Even assuming that failure to explain the loss of LanDesign's assets could have been a ground to deny Magnani's discharge under § 727(a)(5), the court concludes that Magnani is entitled to summary judgment on this claim. Bank alleges that Magnani has failed to explain satisfactorily the loss of inventory and accounts receivable. Complaint, ¶ 10. Magnani states that he has explained the loss of assets and further states that the apparent discrepancy in inventory values is accounted for by the difference between cost price and the price paid at the liquidation sale arranged by the Bank. Affidavit, ¶ 33. Bank, in its statement of material facts, recited verbatim its claim under § 727(a)(5) and attached excerpts from a deposition of Magnani as Exhibits I and J. Statement of Material Facts, ¶ 18. Magnani stated in his deposition that LanDesign's inventory and accounts receivable decreased in the time before his bankruptcy filing because of reduced business, that he had been ill, that in August of 1996 a receivable in the amount of $50,824 would have been paid, that he estimated the value of inventory turned over to the Bank was between $80,000 and $100,-000, and that he did not know what was bid on the property.
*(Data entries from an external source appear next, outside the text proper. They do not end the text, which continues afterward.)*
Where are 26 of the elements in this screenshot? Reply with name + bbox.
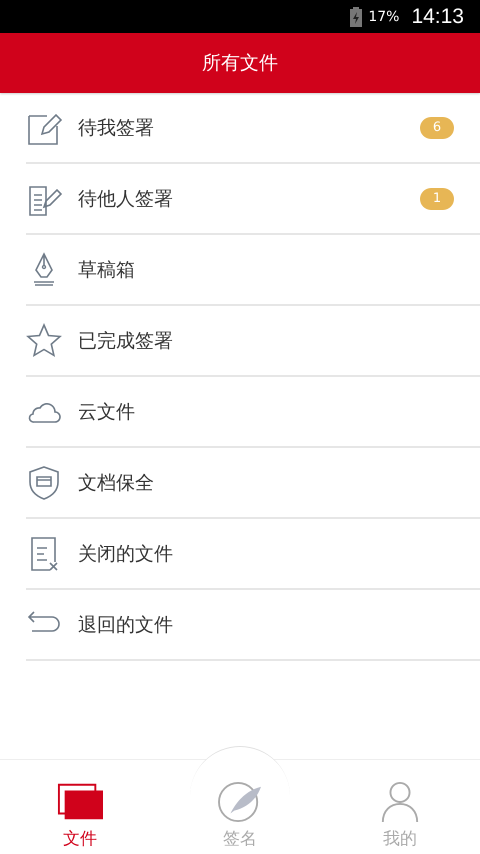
battery-percent: 17% (368, 8, 400, 24)
star-icon (26, 322, 62, 358)
folder-label: 云文件 (78, 400, 136, 424)
folder-label: 关闭的文件 (78, 542, 174, 566)
folder-label: 文档保全 (78, 470, 155, 496)
shield-icon (26, 464, 62, 500)
page-title: 所有文件 (202, 51, 278, 76)
folder-list-item[interactable]: 待我签署 6 (26, 93, 480, 164)
folder-list-item[interactable]: 文档保全 (26, 448, 480, 519)
battery-icon (350, 6, 362, 26)
folder-label: 已完成签署 (78, 328, 174, 354)
folder-label: 退回的文件 (78, 612, 174, 638)
folder-label: 待他人签署 (78, 186, 174, 212)
folder-label: 草稿箱 (78, 258, 136, 282)
feather-pen-icon (217, 781, 263, 823)
folder-list-item[interactable]: 已完成签署 (26, 306, 480, 377)
folder-list-item[interactable]: 云文件 (26, 377, 480, 448)
folder-list-item[interactable]: 草稿箱 (26, 235, 480, 306)
count-badge: 6 (420, 116, 454, 138)
folder-label: 待我签署 (78, 116, 155, 140)
clock-time: 14:13 (411, 4, 464, 28)
nav-tab[interactable]: 文件 (0, 760, 160, 854)
folder-list-item[interactable]: 关闭的文件 (26, 519, 480, 590)
folder-list-item[interactable]: 待他人签署 1 (26, 164, 480, 235)
count-badge: 1 (420, 188, 454, 210)
folder-list-item[interactable]: 退回的文件 (26, 590, 480, 661)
Bank's Exhibits I and J. Bank has essentially relied on its allegations in the complaint and has not identified an issue for trial in relation to the claim under § 727(a)(5). The court concludes that Mag-nani is entitled to summary judgment on this claim.
IT IS ORDERED that Defendant's Motion for Summary Judgment on the claims of Firstar Bank under § 727(a)(2), 727(a)(3), 727(a)(4), 727(a)(5) and 727(a)(7) is granted. The clerk shall set a hearing for choosing a trial date on the remaining claims.